Long term, I believe Congress will have to face the fact that the cost of medicines today presents a national health issue we haven’t had to face before when viewed against our fundamental ability to provide access to them for all citizens. It’s a completely different situation compared with the cost of medicines when their initial discovery and development first brought them within the purview of the patent laws decades ago.
In other words, “pharmaceuticals” needs to be addressed as a separate category of “inventions” covered by the existing patent statute and governed by new rules that comport with our national health resources.
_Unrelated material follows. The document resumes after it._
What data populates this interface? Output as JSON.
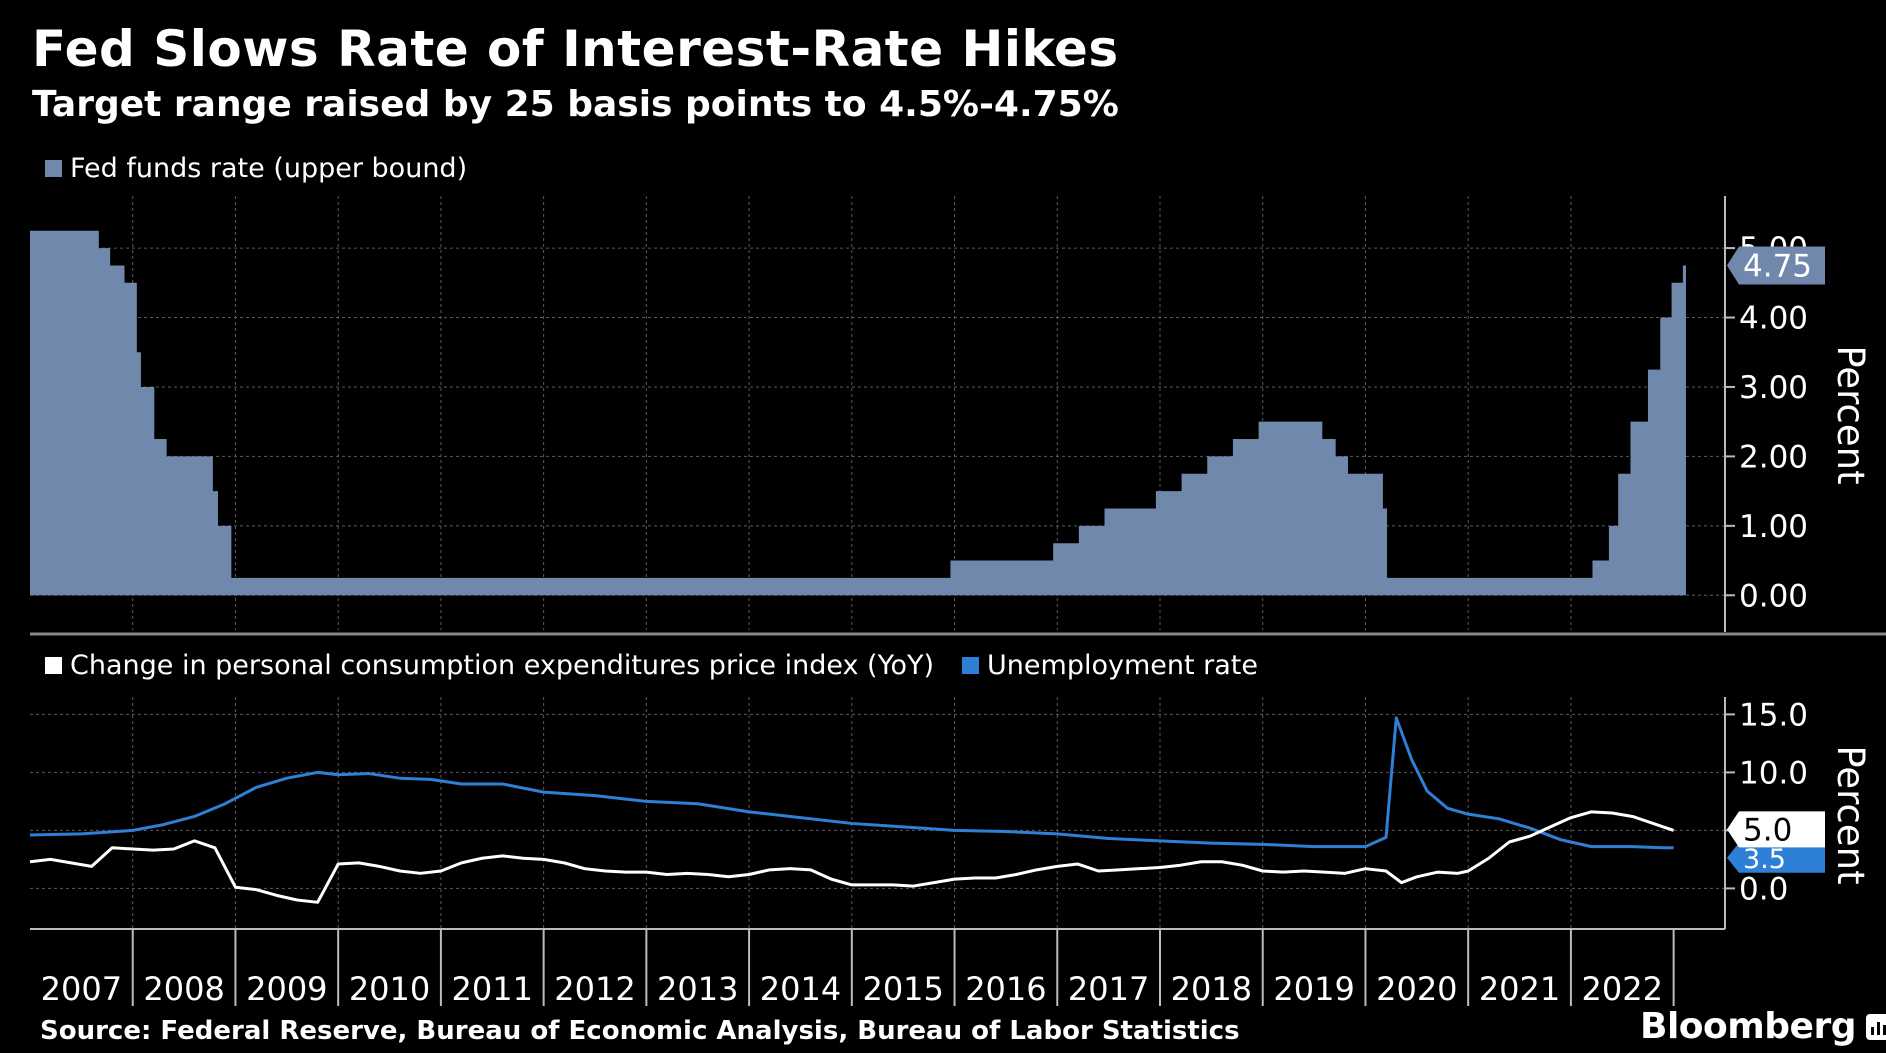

A cost “watchdog” like NICE in the UK would be incorporated into this new statutory framework.
Yes, my position flies in the face of a free-market economy, where maximizing profit in every industry rules the day. And the pharmaceutical industry’s lobbying power over Congress is second to none, so this won’t be an easy transition.
But there’s a simple reason why the US spends far more on healthcare than any other “rich” nation. It’s due to the massively disproportionate amount of our total health spending on pharmaceuticals. And there’s ample research and data that makes this quite clear.
What do we do? I believe Pharma’s halcyon days with its endless patent-dancing dodges and new legal artifices are numbered here in the US. We can’t afford it, the public is tired of it, and our legislators know deep down something needs to be done.
We just need to keep the pressure on.